New Jersey’s public transit agency announced on 26 January that it is scrapping plans for a backup power plant that would have been fuelled by natural gas, in response to the activities of environmental justice advocates who have targeted it and several other power plants in largely minority areas.

NJ Transit said it will be redirecting $503 million in federal funding that would have been used to build the backup system, called the TransitGrid Microgrid Central Facility, MCF, to other resiliency projects scattered around northern and central New Jersey.

The project had become a significant social justice issue. The backup plant was to have been built in Kearny, a low-income community near Newark, the state’s largest city and home to another intensively fought plan for a similar backup power project for a sewage treatment plant.

“A … review of industry proposals for the MCF revealed that the project was not financially feasible,” NJ Transit said in a company statement. “Further, since this project was originally designed, multiple improvements to the affected power grid have been enacted that have functionally made the MCF as envisioned at that time much less necessary than other critical resiliency projects.”

The agency said a utility, PSE&G, has made significant investments in power grid resiliency throughout the region that has greatly increased power reliability.

The move was hailed by opponents who said it would have added yet another polluting project to communities that are already overburdened with them — despite a state law signed in 2020 by Democratic Gov.
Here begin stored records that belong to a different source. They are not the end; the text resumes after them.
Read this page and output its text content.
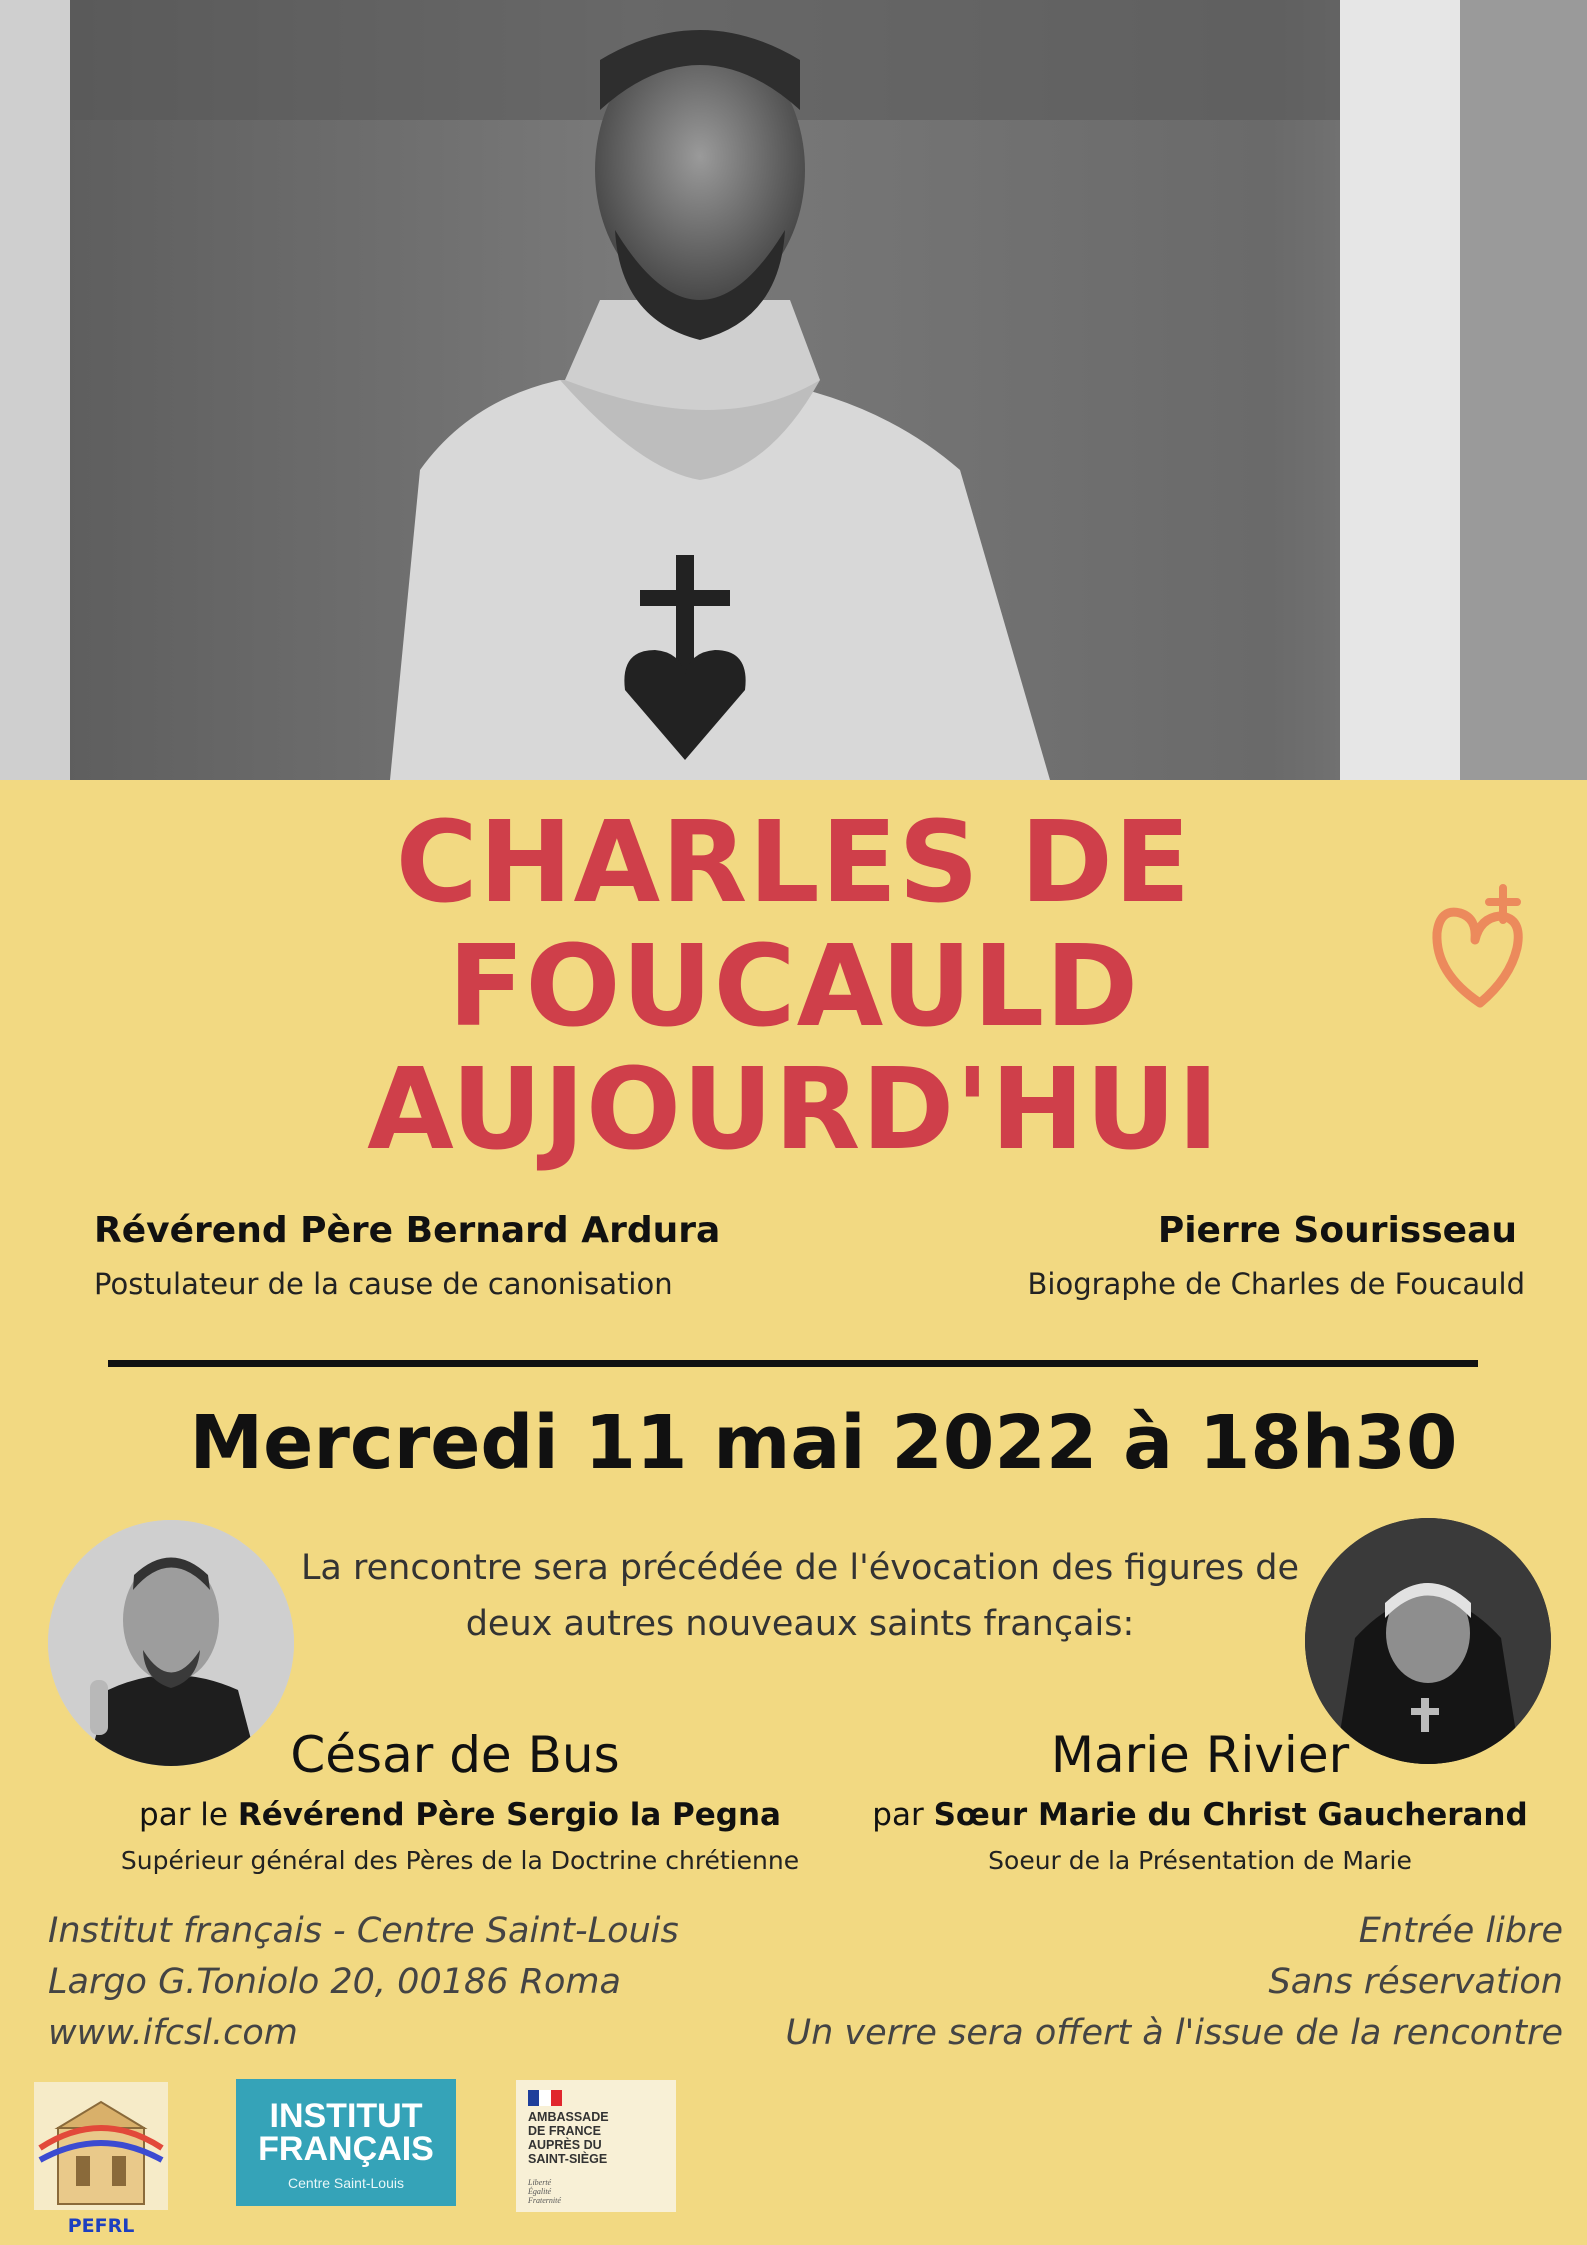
CHARLES DE
FOUCAULD
AUJOURD'HUI
Révérend Père Bernard Ardura
Postulateur de la cause de canonisation
Pierre Sourisseau
Biographe de Charles de Foucauld
Mercredi 11 mai 2022 à 18h30
La rencontre sera précédée de l'évocation des figures de deux autres nouveaux saints français:
César de Bus
par le Révérend Père Sergio la Pegna
Supérieur général des Pères de la Doctrine chrétienne
Marie Rivier
par Sœur Marie du Christ Gaucherand
Soeur de la Présentation de Marie
Institut français - Centre Saint-Louis
Largo G.Toniolo 20, 00186 Roma
www.ifcsl.com
Entrée libre
Sans réservation
Un verre sera offert à l'issue de la rencontre
PEFRL
INSTITUT
FRANÇAIS
Centre Saint-Louis
AMBASSADE
DE FRANCE
AUPRÈS DU
SAINT-SIÈGE
Liberté
Égalité
Fraternité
Phil Murphy that is supposed to prevent that from happening.

“This is a victory for the grassroots activists who never stopped pushing the Murphy administration to reject a scheme to place a new fossil fuel project near communities that have suffered from decades of industrial pollution,” said Matt Smith, New Jersey director of the environmental group Food & Water Watch.

NJ Transit said the money will instead be spent on the replacement of a bridge over the Raritan River, as well as upgrades to the Hoboken Rail Terminal and the expansion of a rail storage yard in New Brunswick, where 120 rail cars could be stored in an area considered to be out of danger of flooding.

Cancellation of the Kearny project immediately led to renewed calls by the same advocates for a similar plan to be cancelled at the Passaic Valley Sewerage Commission in Newark. That plan is still pending.